While using the cytokine panel for research into re-engineered T cell therapies is currently IsoPlexis's primary focus, the company is also planning collaborations around phosphoproteomics analyses enabled by the platform, Mackay said.

He cited another study led by Heath, this one published last year in Cancer Cell, in which the researchers used the platform to detect changes in protein phosphorylation patterns in glioblastoma cells as early as 2.5 days after drug treatment.

Identifying alternate pathways activated due to drug treatment allowed the researchers to add another therapy targeted toward that second pathway, which proved effective in shutting down tumor growth in mouse models.

IsoPlexis is also working to expand its test menu into immune-oncology, autoimmune disease, and infectious disease, Mackay said.

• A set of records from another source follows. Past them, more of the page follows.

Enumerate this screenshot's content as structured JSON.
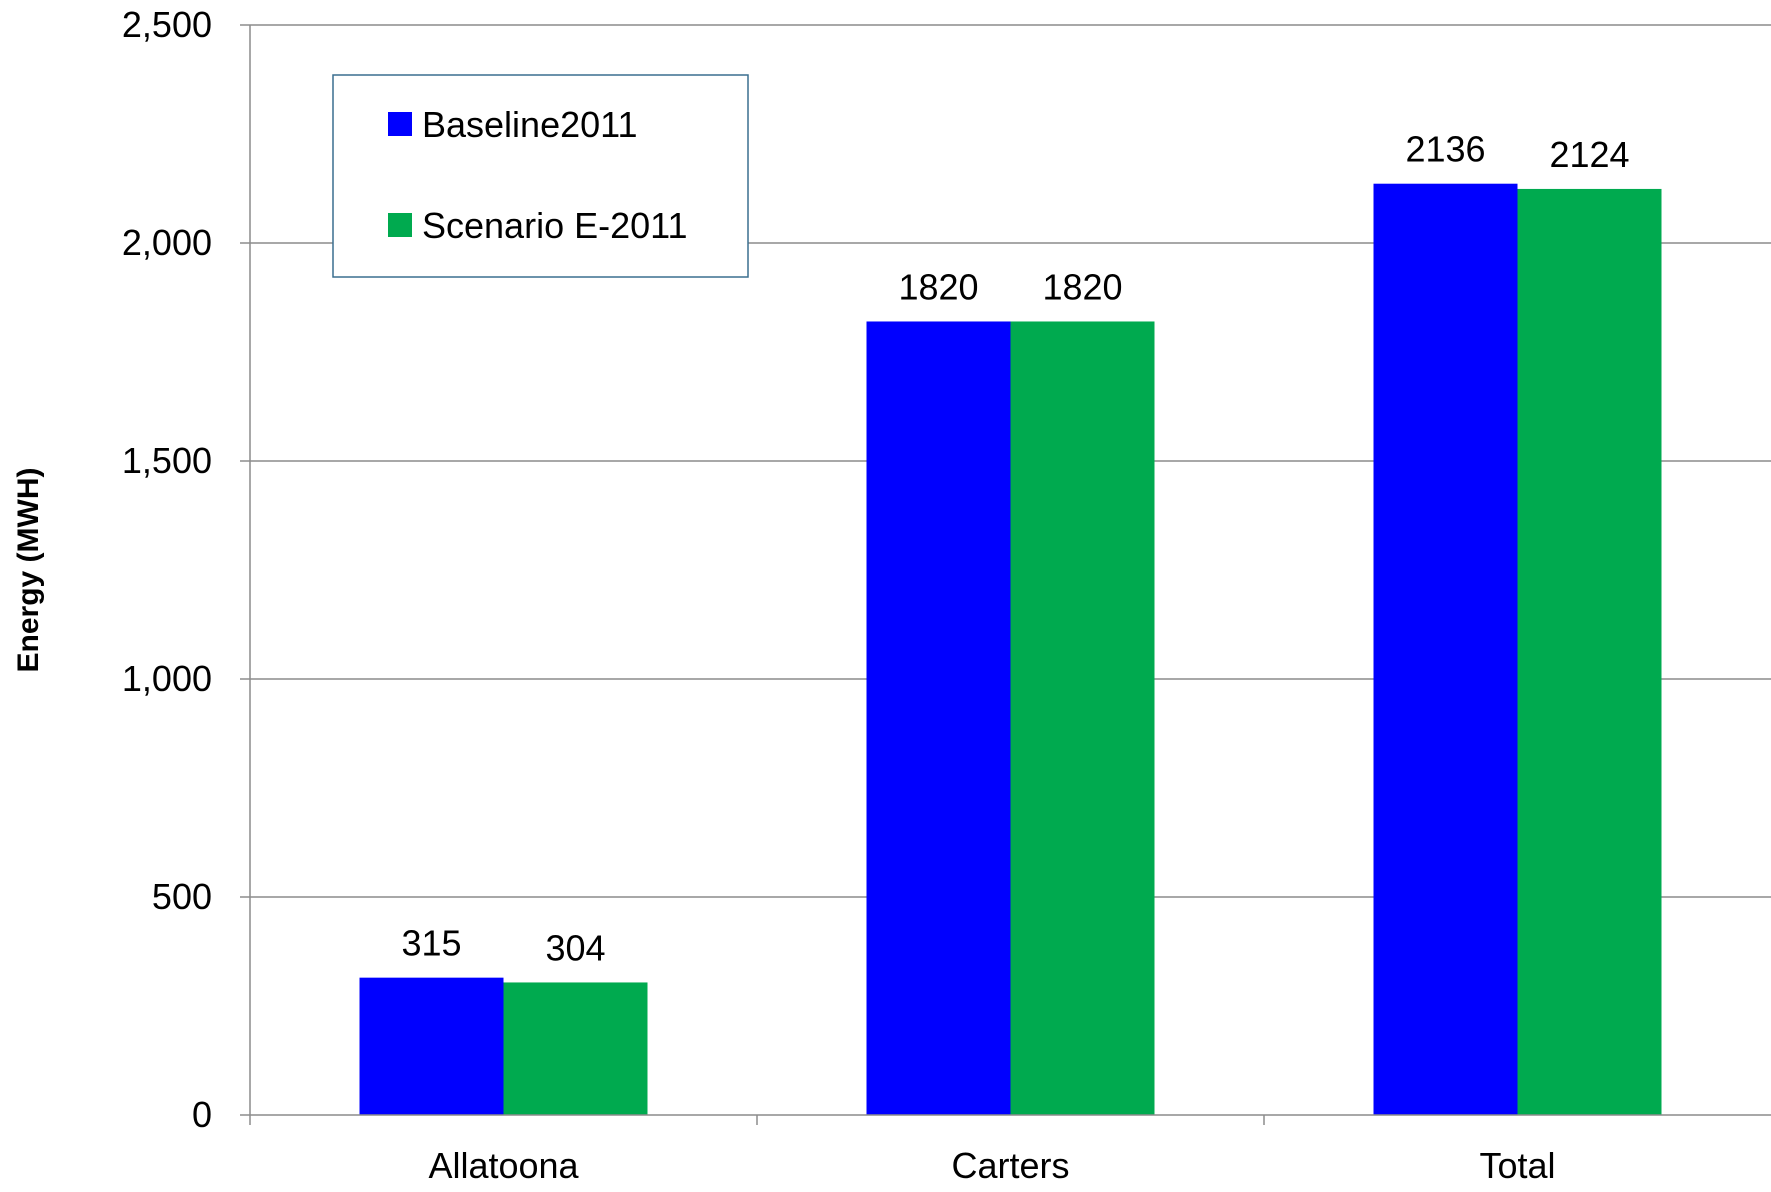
{
  "chart_data": {
    "type": "bar",
    "title": "",
    "xlabel": "",
    "ylabel": "Energy (MWH)",
    "categories": [
      "Allatoona",
      "Carters",
      "Total"
    ],
    "series": [
      {
        "name": "Baseline2011",
        "color": "#0000ff",
        "values": [
          315,
          1820,
          2136
        ],
        "value_labels": [
          "315",
          "1820",
          "2136"
        ]
      },
      {
        "name": "Scenario E-2011",
        "color": "#00aa4f",
        "values": [
          304,
          1820,
          2124
        ],
        "value_labels": [
          "304",
          "1820",
          "2124"
        ]
      }
    ],
    "ylim": [
      0,
      2500
    ],
    "yticks": [
      0,
      500,
      1000,
      1500,
      2000,
      2500
    ],
    "ytick_labels": [
      "0",
      "500",
      "1,000",
      "1,500",
      "2,000",
      "2,500"
    ],
    "grid": true,
    "legend_position": "top-left"
  }
}
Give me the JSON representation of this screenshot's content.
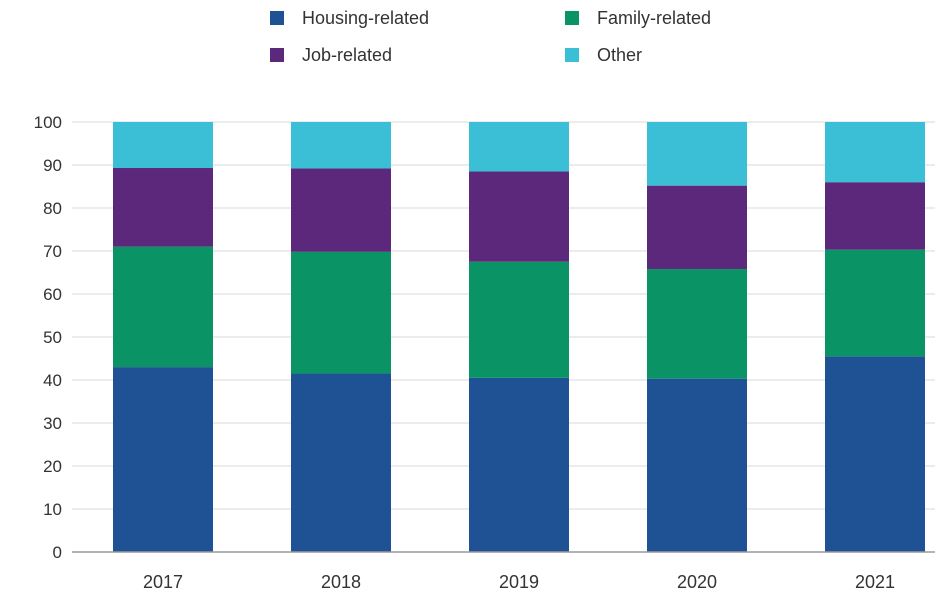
{
  "chart_data": {
    "type": "bar",
    "stacked": true,
    "categories": [
      "2017",
      "2018",
      "2019",
      "2020",
      "2021"
    ],
    "series": [
      {
        "name": "Housing-related",
        "color": "#1f5294",
        "values": [
          43,
          41.5,
          40.5,
          40.3,
          45.5
        ]
      },
      {
        "name": "Family-related",
        "color": "#0a9365",
        "values": [
          28,
          28.3,
          27,
          25.5,
          24.8
        ]
      },
      {
        "name": "Job-related",
        "color": "#5b287b",
        "values": [
          18.3,
          19.4,
          21,
          19.4,
          15.7
        ]
      },
      {
        "name": "Other",
        "color": "#3bbfd6",
        "values": [
          10.7,
          10.8,
          11.5,
          14.8,
          14
        ]
      }
    ],
    "y_ticks": [
      "0",
      "10",
      "20",
      "30",
      "40",
      "50",
      "60",
      "70",
      "80",
      "90",
      "100"
    ],
    "ylim": [
      0,
      100
    ],
    "grid": true,
    "legend_position": "top",
    "axis_color": "#9a9a9a",
    "grid_color": "#d9d9d9"
  }
}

The company, which currently has 34 employees, will fund these efforts with $13.5 million in Series B financing it closed last month in a round that was led by Spring Mountain Capital and included Connecticut Innovations, North Sound Ventures, and Ironwood Capital.

Mackay said the funds would also go toward building out the company's operations team to handle the increased demand for consumables and other components it expects to see as it begins placing automated versions of its platform.

The company is also working on "some next-generation products that hopefully we'll be talking about next year," he said.